Read [Dr.] François Jacob's book, The Statue Within, and you will see all the different styles of scientists. In this [book] Jacob admits that if it was not for [Dr.] Elie Waldman he would have been trapped many times in being wrong because when he would predict an answer–not to say that it is the method that everybody thinks that you follow.... I found out literally by reading Jacob's book that I do not follow the scientific method most of the time. You go by a certain intuition or a certain belief, or you think that this is how it is going to be and you go after it. Yes, you have to be objective enough to attack your own hypothesis, but you often start with a premise. To return to Jacob, he writes in his book, that often he would get there with one approach, and then he would become bored and go on to something else. But Waldman wanted to see the point that we really wanted proven from twenty directions. Thank God there are different personality styles in science.

Rodrigues: I want to follow up on that. Would you say that your decision to look for a human retrovirus was guided more by analytical thought or was it, as you have indicated, more of an instinctive feeling that this was something to go after?

Gallo: The latter. I think my decision to look for a human retrovirus at the worst time, when people were feeling strongly that one could not exist for multiple reasons, only some of which I put in my book, was certainly more of–I do not know what the right word is–an intuition, a belief, that, yes, there had to be a human retrovirus. The arguments that I was hearing that there was not a human retrovirus had, in my mind–maybe this is the analytical side–little holes in them. There could not be a human retrovirus because so many people had looked for one for so many decades and had not found one. Now, when there is a retrovirus, it replicates a lot and special techniques are not needed to find it. But then my mind was telling me, yes, but it is only the animal model that has been studied, and this was done for the reason that it was easy, because there was a lot of virus. What about the giraffe and the chipmunk in which a retrovirus has not yet been found? Maybe retroviruses are there and causing disease, but their mechanisms of doing so are not by overwhelming viremia. You would never study them because it is difficult and you do not even know that the virus is there. So the models that have been selected are the models in which you know there is a lot of virus. It is easier.
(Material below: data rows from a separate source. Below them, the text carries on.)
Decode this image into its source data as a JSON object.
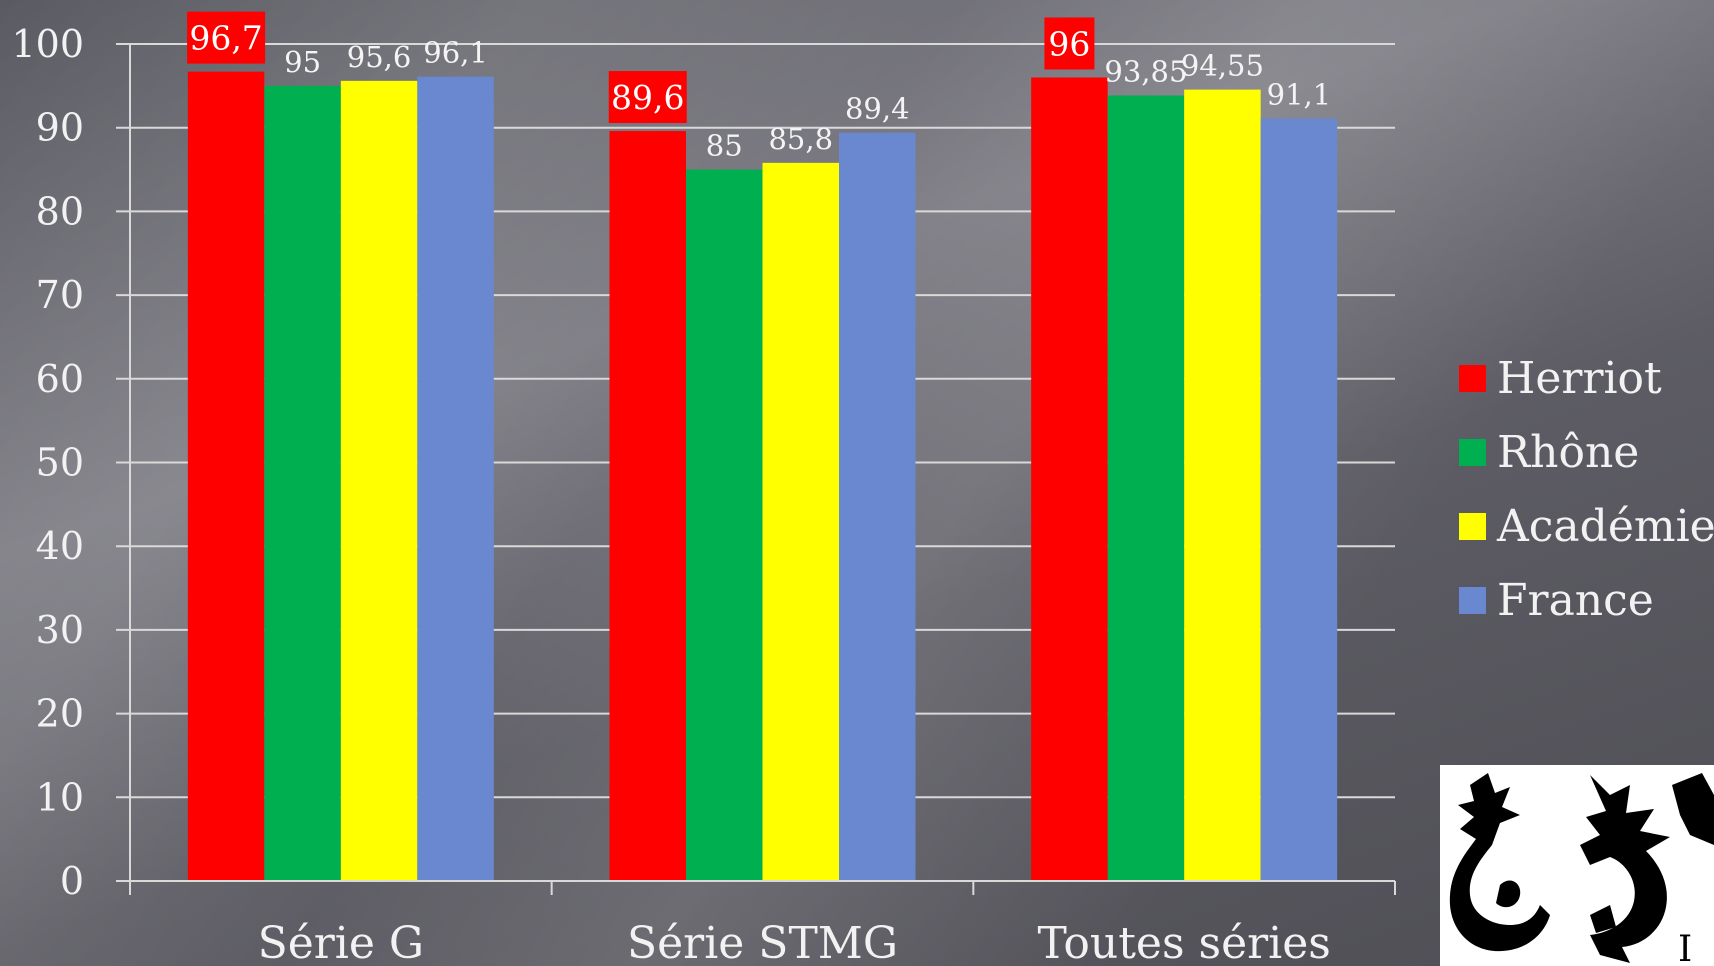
{
  "chart_data": {
    "type": "bar",
    "categories": [
      "Série G",
      "Série STMG",
      "Toutes séries"
    ],
    "series": [
      {
        "name": "Herriot",
        "color": "#ff0000",
        "values": [
          96.7,
          89.6,
          96
        ],
        "labels": [
          "96,7",
          "89,6",
          "96"
        ],
        "highlight": true
      },
      {
        "name": "Rhône",
        "color": "#00b050",
        "values": [
          95,
          85,
          93.85
        ],
        "labels": [
          "95",
          "85",
          "93,85"
        ],
        "highlight": false
      },
      {
        "name": "Académie",
        "color": "#ffff00",
        "values": [
          95.6,
          85.8,
          94.55
        ],
        "labels": [
          "95,6",
          "85,8",
          "94,55"
        ],
        "highlight": false
      },
      {
        "name": "France",
        "color": "#6a88cf",
        "values": [
          96.1,
          89.4,
          91.1
        ],
        "labels": [
          "96,1",
          "89,4",
          "91,1"
        ],
        "highlight": false
      }
    ],
    "ylim": [
      0,
      100
    ],
    "yticks": [
      0,
      10,
      20,
      30,
      40,
      50,
      60,
      70,
      80,
      90,
      100
    ],
    "grid": true,
    "legend_position": "right",
    "title": "",
    "xlabel": "",
    "ylabel": ""
  },
  "logo": {
    "icon": "dragon-emblem-icon",
    "partial_text": "I"
  }
}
Then the next idea that came along was that in human serum there was the presence of a complement lysing system that could lyse mouse leukemia virus, that could lyse cat leukemia virus, and that could lyse and destroy gibbon ape leukemia virus. Therefore humans cannot be infected by a retrovirus because we have a complement lysing system that destroys retroviruses. Yes, that is true, but only in the few that have been tested. But, I knew that if humans got infected by a retrovirus, it would be one that had evolved to avoid destruction. So, for each argument I was hearing I could think of a counter argument. I had a strong feeling that retroviruses would be found in humans and it became, in time, maybe as much a belief as it was science, so I guess it was more what you would call an intuitive idea than a careful analysis of the problem.